Se precisar, eu aviso.
Em poucos
segundos desvaneceu-se a imagem da funcionária e do
corredor, apenas restando, em primeiro plano, a porta
de madeira escura, fechada.
Voltando-se, deu
alguns passos, progredindo em território estranho,
excessivamente ocupado.
Sobre o chão
frio, erguiam-se uma secretária, duas cadeiras, um
pequeno armário rectangular, uma mesinha de apoio e
inúmeras pilhas de processos com capa de cartolina
azul celeste.
Também pelos
móveis se apinhavam dossiers, livros, um telefone
empoeirado e mais montanhas de processos.
Pairava sobre o
relevo desordenado do aposento uma pesada camada de
ar, que lhe pareceu irrespirável porque também ela
impregnada de pó e, se possível, de papel, até ao
tecto alto e sujo, até ao candeeiro frio, de
lâmpadas fluorescentes, até às janelas subidas, de
armazém, encostadas ao tecto, não deixando entrar a
luz nem a brisa, mas tão somente a suspeita de uma
humidade insidiosa e de uma chuva persistente...
Aproximando-se
da cadeira da secretária, observou as paredes,
recobertas de azulejos verdes e brancos, semelhantes
aos das casas-de-banho. Estacando, de repente,
escutou os ruídos exteriores e pressentiu (mais do
que ouviu) o aclarar da garganta de um colega
vizinho, o circular dos automóveis no alcatrão
molhado e o tamborilar da chuva na calçada.
Na mesa de
apoio, afastou uma resma de papel, unida em maços
heterogénios por um cordel branco. Pousou a pasta.

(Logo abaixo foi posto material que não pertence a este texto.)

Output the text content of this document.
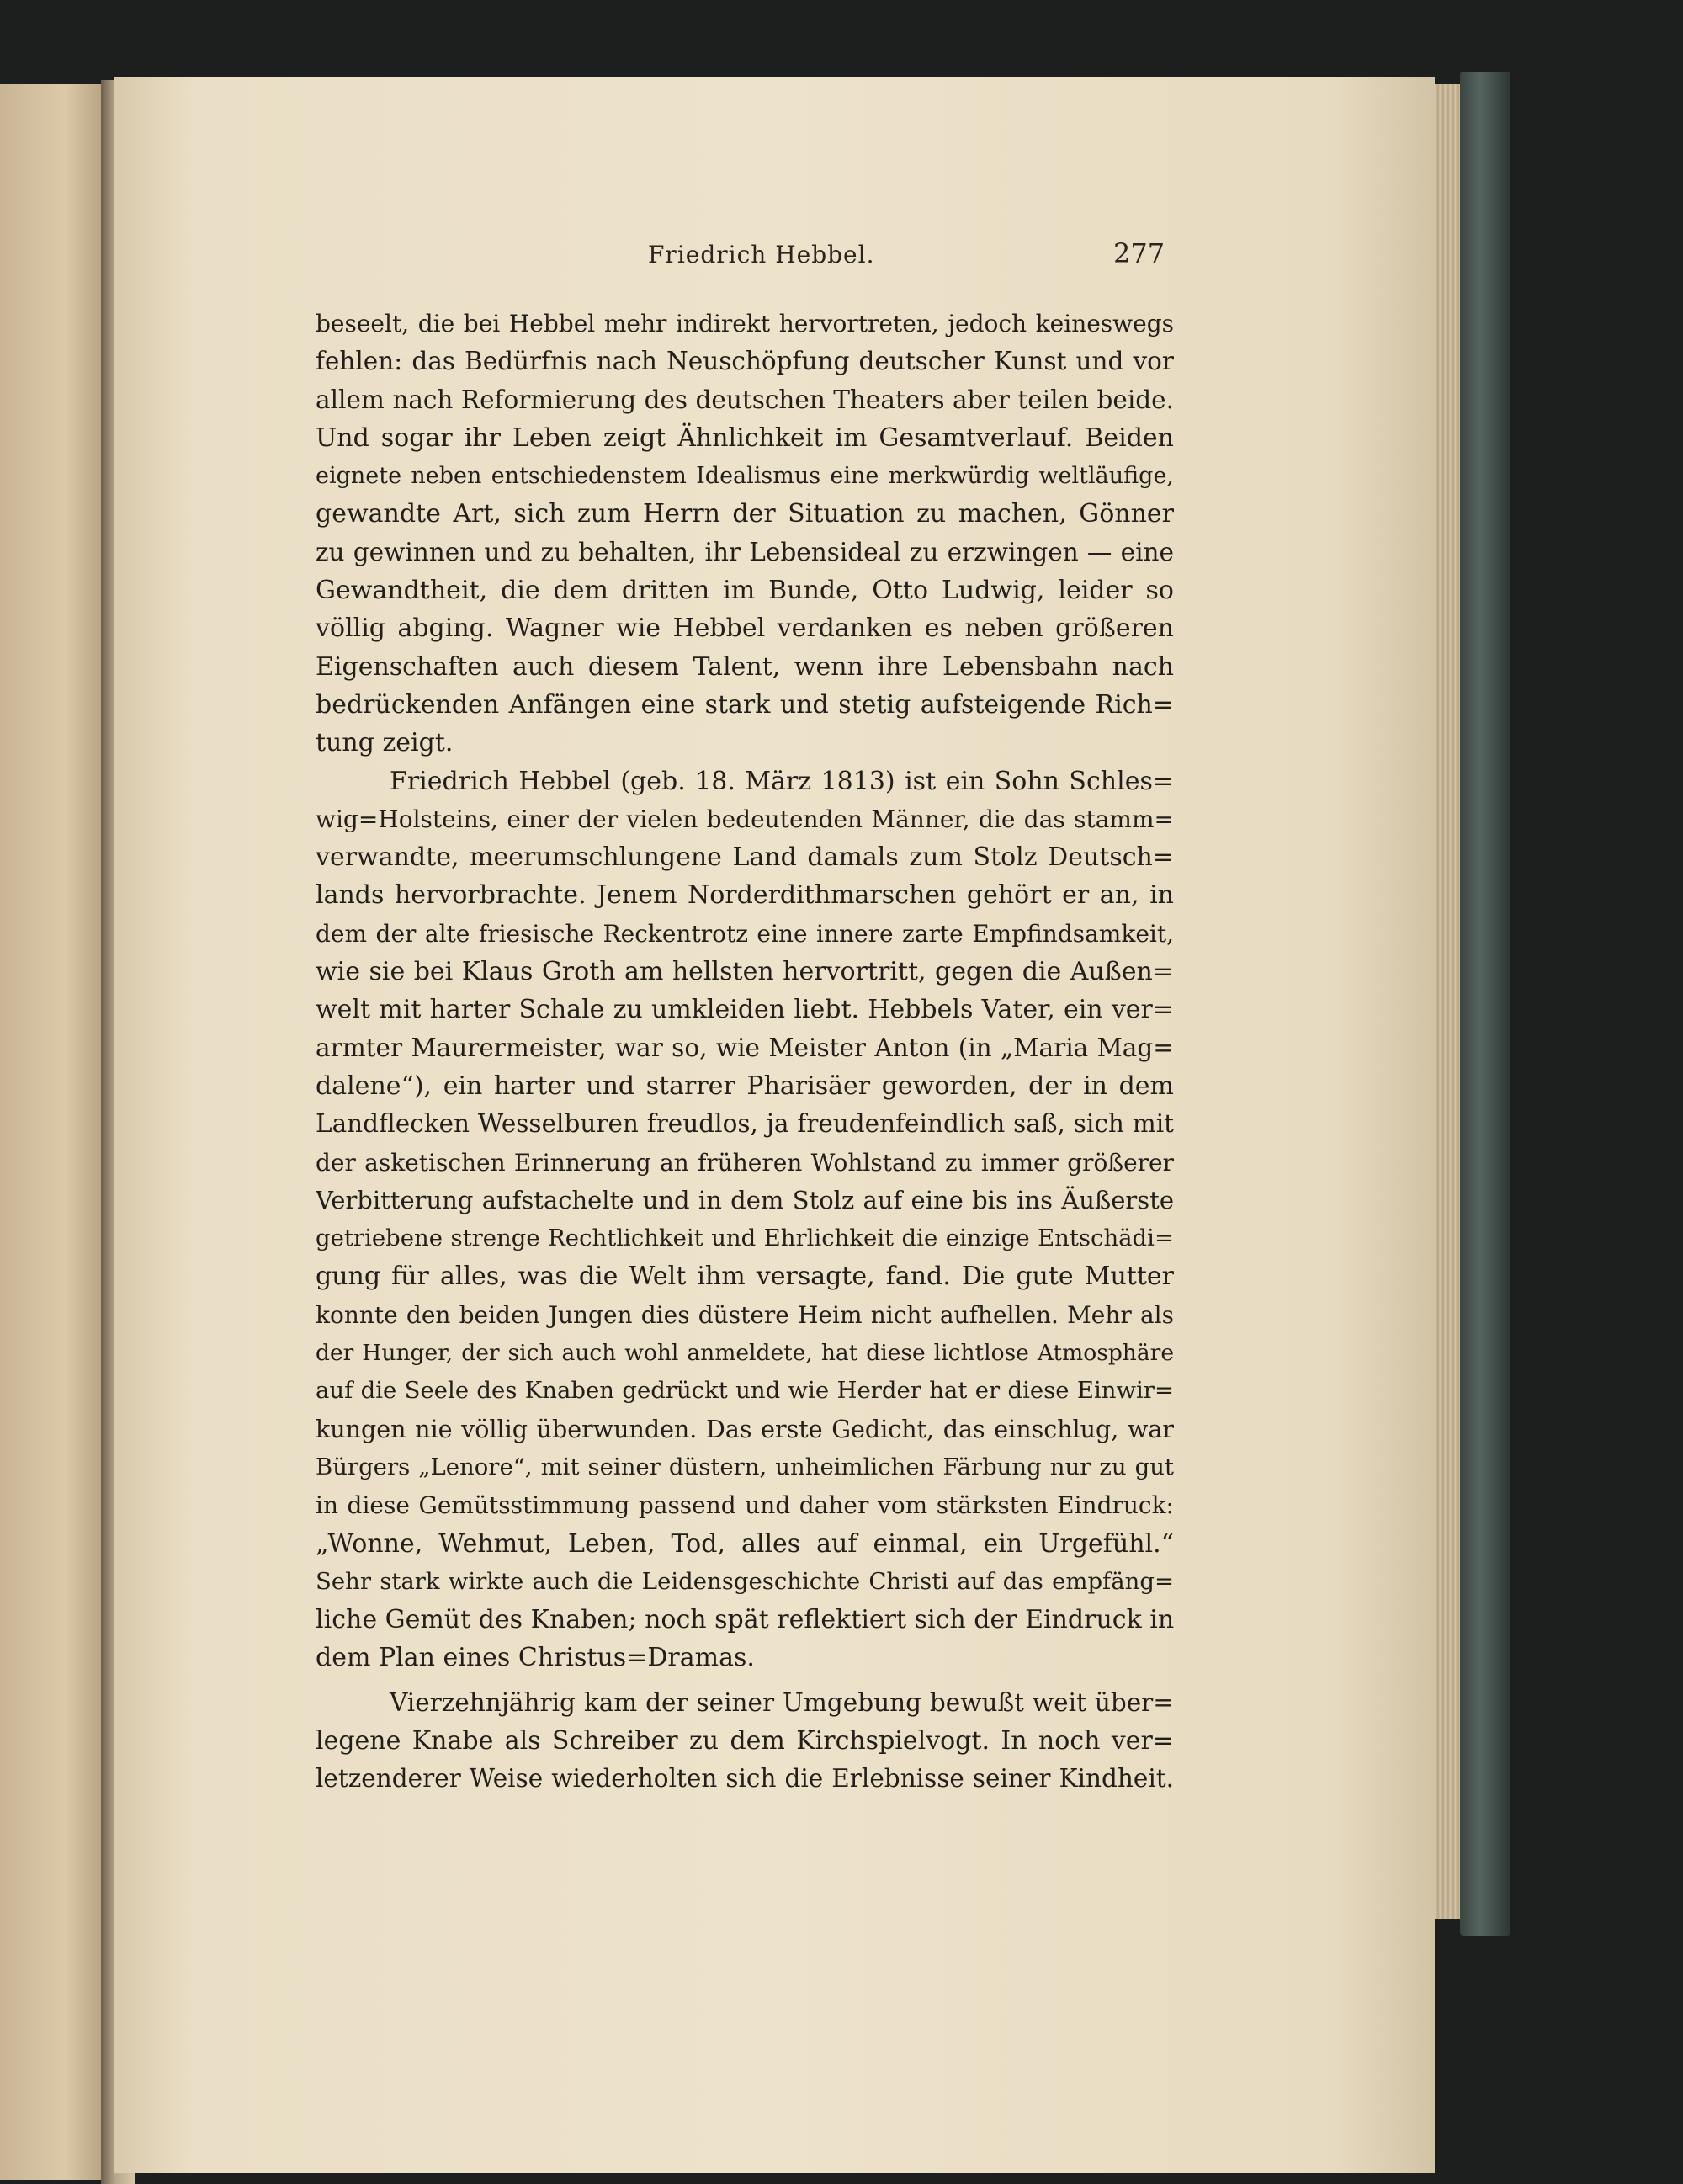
Friedrich Hebbel.	277
beseelt, die bei Hebbel mehr indirekt hervortreten, jedoch keineswegs
fehlen: das Bedürfnis nach Neuschöpfung deutscher Kunst und vor
allem nach Reformierung des deutschen Theaters aber teilen beide.
Und sogar ihr Leben zeigt Ähnlichkeit im Gesamtverlauf. Beiden
eignete neben entschiedenstem Idealismus eine merkwürdig weltläufige,
gewandte Art, sich zum Herrn der Situation zu machen, Gönner
zu gewinnen und zu behalten, ihr Lebensideal zu erzwingen — eine
Gewandtheit, die dem dritten im Bunde, Otto Ludwig, leider so
völlig abging. Wagner wie Hebbel verdanken es neben größeren
Eigenschaften auch diesem Talent, wenn ihre Lebensbahn nach
bedrückenden Anfängen eine stark und stetig aufsteigende Rich=
tung zeigt.
Friedrich Hebbel (geb. 18. März 1813) ist ein Sohn Schles=
wig=Holsteins, einer der vielen bedeutenden Männer, die das stamm=
verwandte, meerumschlungene Land damals zum Stolz Deutsch=
lands hervorbrachte. Jenem Norderdithmarschen gehört er an, in
dem der alte friesische Reckentrotz eine innere zarte Empfindsamkeit,
wie sie bei Klaus Groth am hellsten hervortritt, gegen die Außen=
welt mit harter Schale zu umkleiden liebt. Hebbels Vater, ein ver=
armter Maurermeister, war so, wie Meister Anton (in „Maria Mag=
dalene“), ein harter und starrer Pharisäer geworden, der in dem
Landflecken Wesselburen freudlos, ja freudenfeindlich saß, sich mit
der asketischen Erinnerung an früheren Wohlstand zu immer größerer
Verbitterung aufstachelte und in dem Stolz auf eine bis ins Äußerste
getriebene strenge Rechtlichkeit und Ehrlichkeit die einzige Entschädi=
gung für alles, was die Welt ihm versagte, fand. Die gute Mutter
konnte den beiden Jungen dies düstere Heim nicht aufhellen. Mehr als
der Hunger, der sich auch wohl anmeldete, hat diese lichtlose Atmosphäre
auf die Seele des Knaben gedrückt und wie Herder hat er diese Einwir=
kungen nie völlig überwunden. Das erste Gedicht, das einschlug, war
Bürgers „Lenore“, mit seiner düstern, unheimlichen Färbung nur zu gut
in diese Gemütsstimmung passend und daher vom stärksten Eindruck:
„Wonne, Wehmut, Leben, Tod, alles auf einmal, ein Urgefühl.“
Sehr stark wirkte auch die Leidensgeschichte Christi auf das empfäng=
liche Gemüt des Knaben; noch spät reflektiert sich der Eindruck in
dem Plan eines Christus=Dramas.
Vierzehnjährig kam der seiner Umgebung bewußt weit über=
legene Knabe als Schreiber zu dem Kirchspielvogt. In noch ver=
letzenderer Weise wiederholten sich die Erlebnisse seiner Kindheit.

Cuidadosamente, experimentou a cadeira, desconfiada
da sua robustez, pendurou a bolsa no encosto, e
sentou-se. Estendendo as mãos, pegou num processo, e
noutro, e num terceiro, e nos que corriam a seus
braços como crianças carentes. Soerguendo-se,
colocou-os de lado, deixando à vista o tampo riscado
e corroído da secretária.
Com súbito
entusiasmo, rodou a cadeira, ávida da pasta e da
caneta nela contida. Mas o choque com uma montanha de
processos fê-los tombar, precipitando-os em
estrondosa cascata que deslizou pelo chão.
Baixou-se para
recolocar os processos na pilha, ao mesmo tempo que
fazia balançar outros morros, de equilíbrio
evidentemente instável, existentes sobre a
secretária
Limpou, nas
calças novas, propositadamente compradas para
estrear nesse dia, as mãos já sujas de pó,
levantou-se com vigor, deu dois passos e tropeçou,
arrastando papel, cartolina e cordel branco pelos
mosaicos pouco limpos do gabinete.
Confusamente,
ouviu o telefone tocar. Com esforço, alcançou o
auscultador, que aproximou do ouvido, bruscamente.
Depressa, porém, a expressão do seu rosto se
suavizou.
Então,
querida, está a correr tudo bem?
Imprimiu à voz
o máximo de optimismo que conseguiu reunir dentro de
si:
Ah, sim.
Tudo bem!
E o
pessoal?
Ah, fui
muito bem recebida. Há uma funcionária
especialmente amável, que se mostrou muito
prestável e me trouxe ao gabinete...
Óptimo!
Viva o luxo!
" É...
Tenho uma
reunião agora. E depois outra, às cinco horas. Vais
buscar a Clara?
Claro!!!
Riu-se, aliviada
com o eco de gargalhada vindo do outro lado do
telefone. Era o seu (deles) trocadilho de serviço.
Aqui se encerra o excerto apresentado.